System logs
This guide outlines how to review and search system logs for troubleshooting purposes. It covers text logs and binary logs.
Text logs
Deephaven utilities and processes that are controlled by M/Monit generate text logs which are usually a good starting point when a server process is failing or is not operating correctly.
These logs are written to sub-directories under /var/log/deephaven
.
DbInternal binary logs
Some Deephaven processes, especially workers (which are used in consoles and also behind persistent queries), log their details to binary log files, which are then loaded by the data import server into DbInternal
tables. See Deephaven internal tables for more details about these tables.
When the system is functional and a console can be started, users can query the ProcessEventLog
table to view log output from their own workers. Administrative access is required to view logs from other users' workers (see Deephaven permissions). When consoles are not functional, the iriscat
utility can be used to view binary log files.
DbInternal table view
Workers are identified by a UUID (Universally Unique ID), stored in the ProcessInfoId
column of various DbInternal
log tables. The controller process assigns these IDs at startup. A truncated version of the UUID is stored in the WorkerName
column. The WorkerName
starts with the string worker_
, followed by the first section of the ProcessInfoId
. For example, a ProcessInfoId
of 6604dd7e-054d-4ce5-9249-93c5dffa739b
would have a WorkerName
of worker_6604dd7e
.
Note
A UUID (Universally Unique ID) is a value generated using unique hardware details of the machine on which a generator algorithm is running, in conjunction with the date and time at which the ID is generated. The UUID ProcessInfoId
within Deephaven's scope always uniquely identifies one specific run of a worker process.

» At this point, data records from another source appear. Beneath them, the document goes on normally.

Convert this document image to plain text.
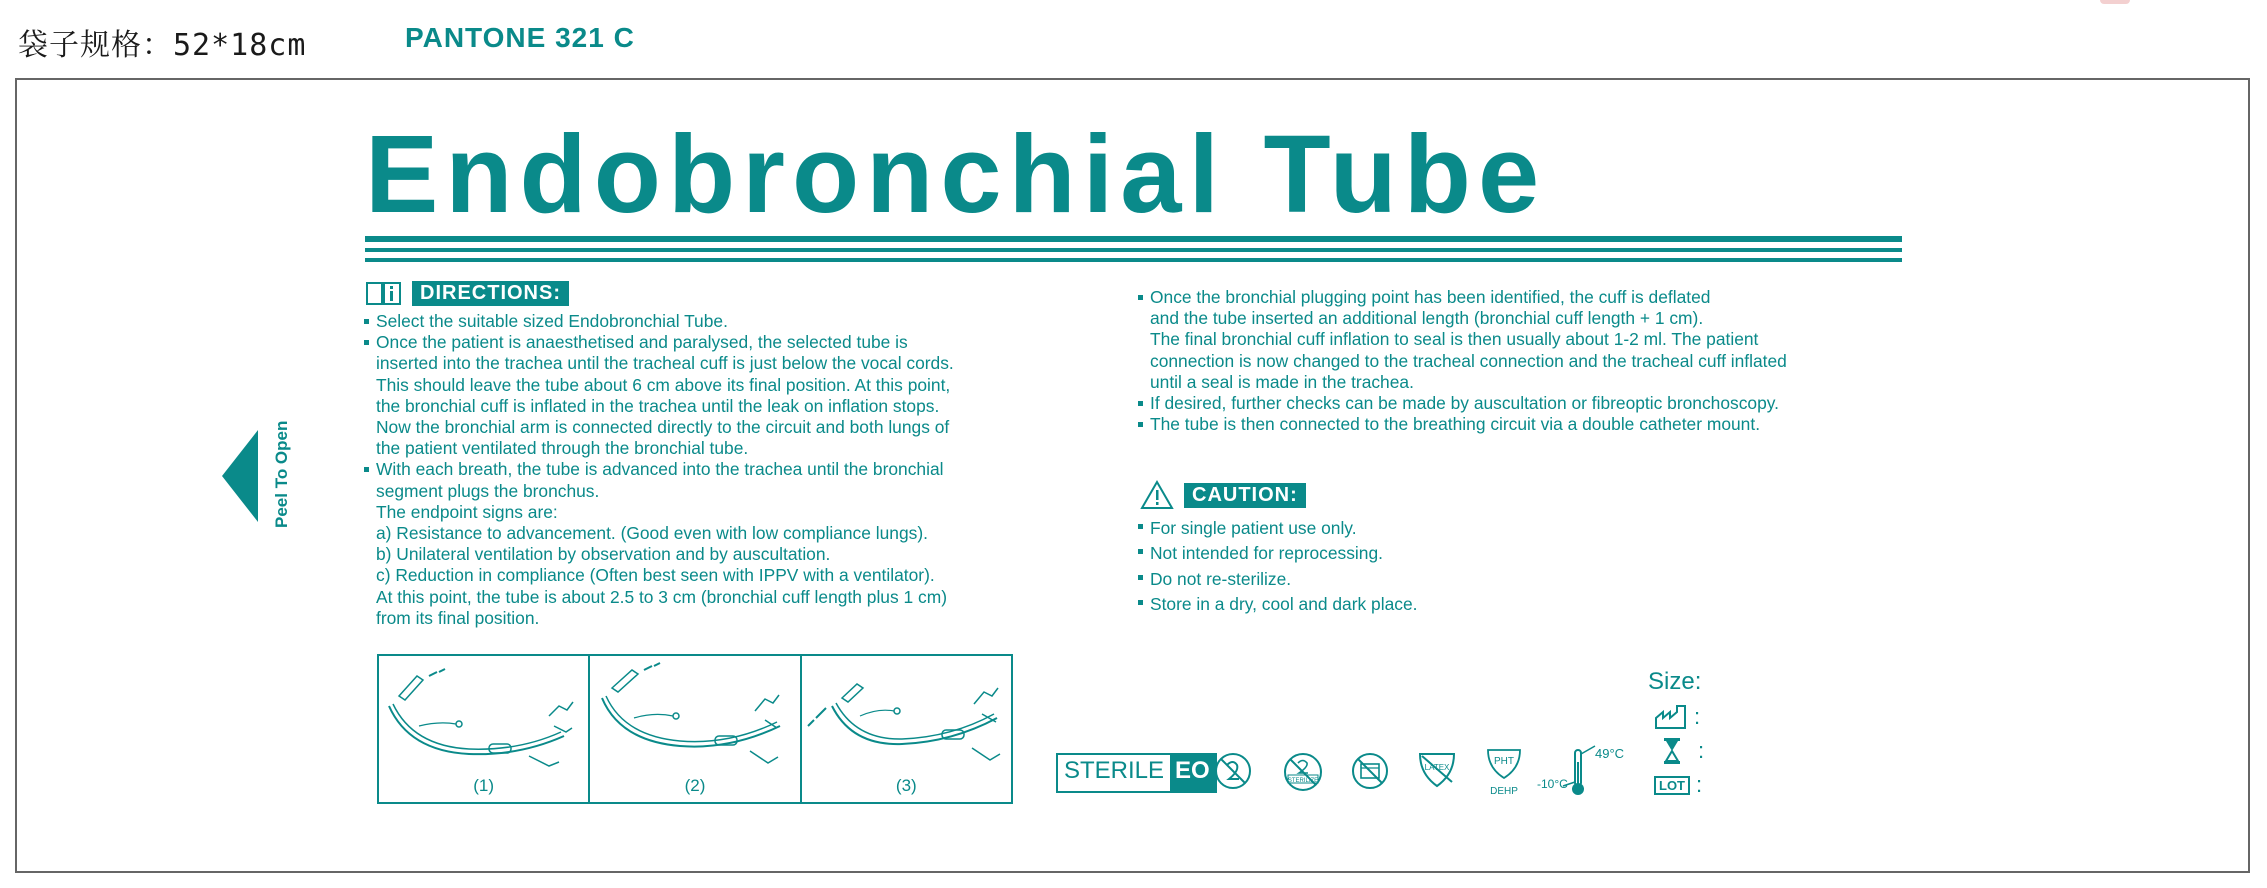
袋子规格：52*18cm	PANTONE 321 C
Endobronchial Tube
Peel To Open
DIRECTIONS:
Select the suitable sized Endobronchial Tube.
Once the patient is anaesthetised and paralysed, the selected tube is
inserted into the trachea until the tracheal cuff is just below the vocal cords.
This should leave the tube about 6 cm above its final position. At this point,
the bronchial cuff is inflated in the trachea until the leak on inflation stops.
Now the bronchial arm is connected directly to the circuit and both lungs of
the patient ventilated through the bronchial tube.
With each breath, the tube is advanced into the trachea until the bronchial
segment plugs the bronchus.
The endpoint signs are:
a) Resistance to advancement. (Good even with low compliance lungs).
b) Unilateral ventilation by observation and by auscultation.
c) Reduction in compliance (Often best seen with IPPV with a ventilator).
At this point, the tube is about 2.5 to 3 cm (bronchial cuff length plus 1 cm)
from its final position.
Once the bronchial plugging point has been identified, the cuff is deflated
and the tube inserted an additional length (bronchial cuff length + 1 cm).
The final bronchial cuff inflation to seal is then usually about 1-2 ml. The patient
connection is now changed to the tracheal connection and the tracheal cuff inflated
until a seal is made in the trachea.
If desired, further checks can be made by auscultation or fibreoptic bronchoscopy.
The tube is then connected to the breathing circuit via a double catheter mount.
CAUTION:
For single patient use only.
Not intended for reprocessing.
Do not re-sterilize.
Store in a dry, cool and dark place.
(1)	(2)	(3)
STERILE EO	STERILIZE
LATEX
PHT
DEHP
49°C
-10°C
Size:
:
:
LOT :
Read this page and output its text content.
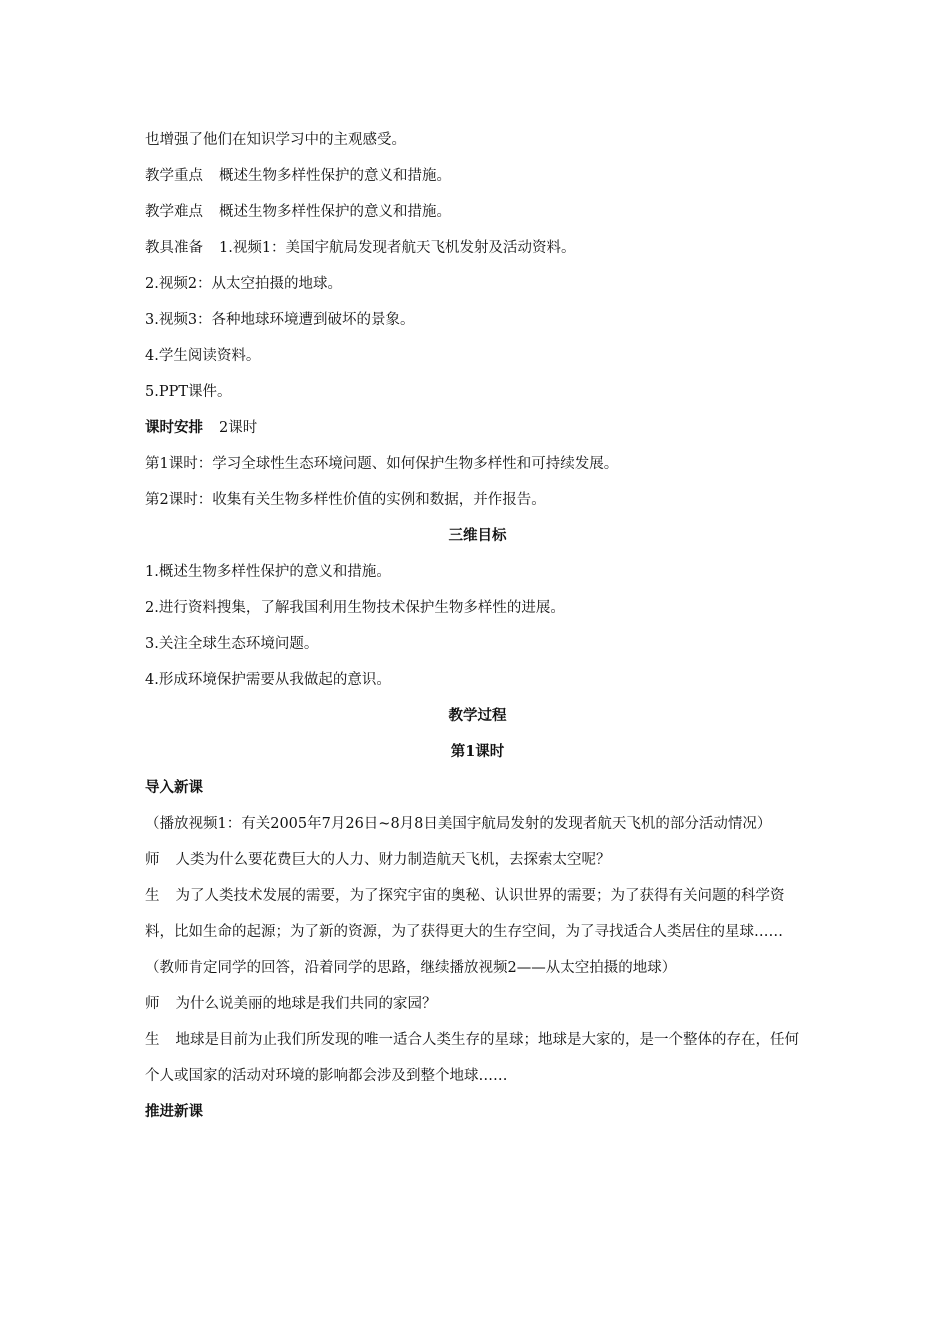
也增强了他们在知识学习中的主观感受。
教学重点 概述生物多样性保护的意义和措施。
教学难点 概述生物多样性保护的意义和措施。
教具准备 1.视频1：美国宇航局发现者航天飞机发射及活动资料。
2.视频2：从太空拍摄的地球。
3.视频3：各种地球环境遭到破坏的景象。
4.学生阅读资料。
5.PPT课件。
课时安排 2课时
第1课时：学习全球性生态环境问题、如何保护生物多样性和可持续发展。
第2课时：收集有关生物多样性价值的实例和数据，并作报告。
三维目标
1.概述生物多样性保护的意义和措施。
2.进行资料搜集，了解我国利用生物技术保护生物多样性的进展。
3.关注全球生态环境问题。
4.形成环境保护需要从我做起的意识。
教学过程
第1课时
导入新课
（播放视频1：有关2005年7月26日~8月8日美国宇航局发射的发现者航天飞机的部分活动情况）
师 人类为什么要花费巨大的人力、财力制造航天飞机，去探索太空呢？
生 为了人类技术发展的需要，为了探究宇宙的奥秘、认识世界的需要；为了获得有关问题的科学资料，比如生命的起源；为了新的资源，为了获得更大的生存空间，为了寻找适合人类居住的星球……
（教师肯定同学的回答，沿着同学的思路，继续播放视频2——从太空拍摄的地球）
师 为什么说美丽的地球是我们共同的家园？
生 地球是目前为止我们所发现的唯一适合人类生存的星球；地球是大家的，是一个整体的存在，任何个人或国家的活动对环境的影响都会涉及到整个地球……
推进新课
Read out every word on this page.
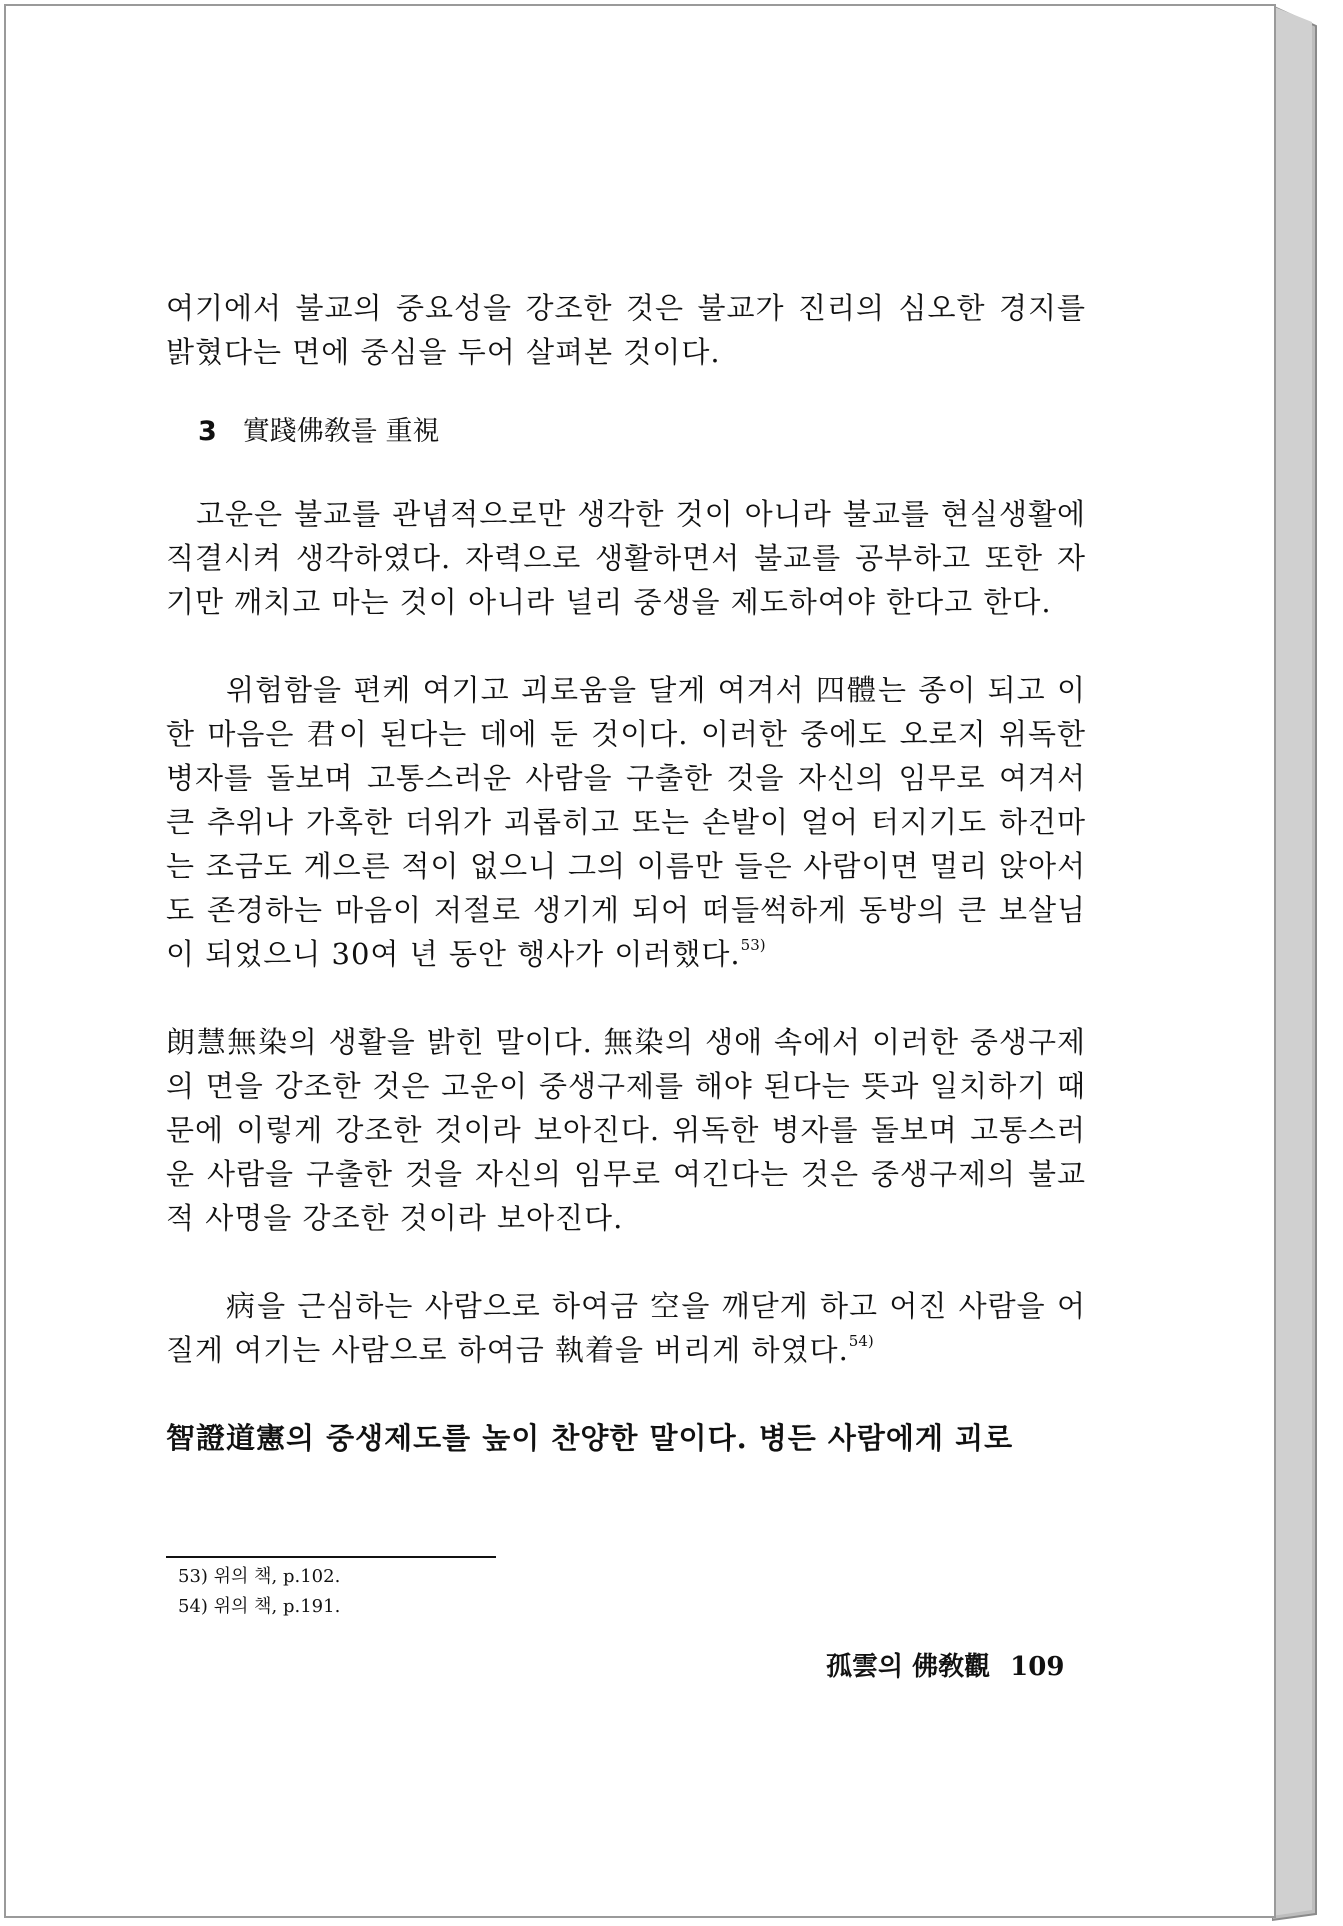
여기에서 불교의 중요성을 강조한 것은 불교가 진리의 심오한 경지를 밝혔다는 면에 중심을 두어 살펴본 것이다.

3 實踐佛敎를 重視

고운은 불교를 관념적으로만 생각한 것이 아니라 불교를 현실생활에 직결시켜 생각하였다. 자력으로 생활하면서 불교를 공부하고 또한 자기만 깨치고 마는 것이 아니라 널리 중생을 제도하여야 한다고 한다.

위험함을 편케 여기고 괴로움을 달게 여겨서 四體는 종이 되고 이 한 마음은 君이 된다는 데에 둔 것이다. 이러한 중에도 오로지 위독한 병자를 돌보며 고통스러운 사람을 구출한 것을 자신의 임무로 여겨서 큰 추위나 가혹한 더위가 괴롭히고 또는 손발이 얼어 터지기도 하건마는 조금도 게으른 적이 없으니 그의 이름만 들은 사람이면 멀리 앉아서도 존경하는 마음이 저절로 생기게 되어 떠들썩하게 동방의 큰 보살님이 되었으니 30여 년 동안 행사가 이러했다.$^{53)}$

朗慧無染의 생활을 밝힌 말이다. 無染의 생애 속에서 이러한 중생구제의 면을 강조한 것은 고운이 중생구제를 해야 된다는 뜻과 일치하기 때문에 이렇게 강조한 것이라 보아진다. 위독한 병자를 돌보며 고통스러운 사람을 구출한 것을 자신의 임무로 여긴다는 것은 중생구제의 불교적 사명을 강조한 것이라 보아진다.

病을 근심하는 사람으로 하여금 空을 깨닫게 하고 어진 사람을 어질게 여기는 사람으로 하여금 執着을 버리게 하였다.$^{54)}$

智證道憲의 중생제도를 높이 찬양한 말이다. 병든 사람에게 괴로

53) 위의 책, p.102.
54) 위의 책, p.191.
孤雲의 佛敎觀 109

When troubleshooting, the most commonly used internal table is the ProcessEventLog
(referred to as PEL
). The PEL
is useful when a Persistent Query has failed, but the exception displayed in the Query Monitor panel does not provide sufficient information about the cause of the failure. It is also useful when a console fails without a useful exception, for example if a process runs out of heap or encounters a fatal exception.
To view the PEL
table for a process you must determine a unique identifier for it, preferably the ProcessInfoId
. For a Persistent Query, the ProcessInfoId
is found in a column in the Query Monitor panel. For interactive workers, the ProcessInfoId
can be found by hovering over the ⓘ menu in the console. The ID can be easily copied to the clipboard by clicking on the icon next to the ID.
For a Persistent Query that crashed and no longer shows the ProcessInfoId
, use the PersistentQueryStateLog
table to find the ProcessInfoId
.
psl = db.liveTable("DbInternal", "PersistentQueryStateLog").where("Date=today()", "Name=`Import 12`")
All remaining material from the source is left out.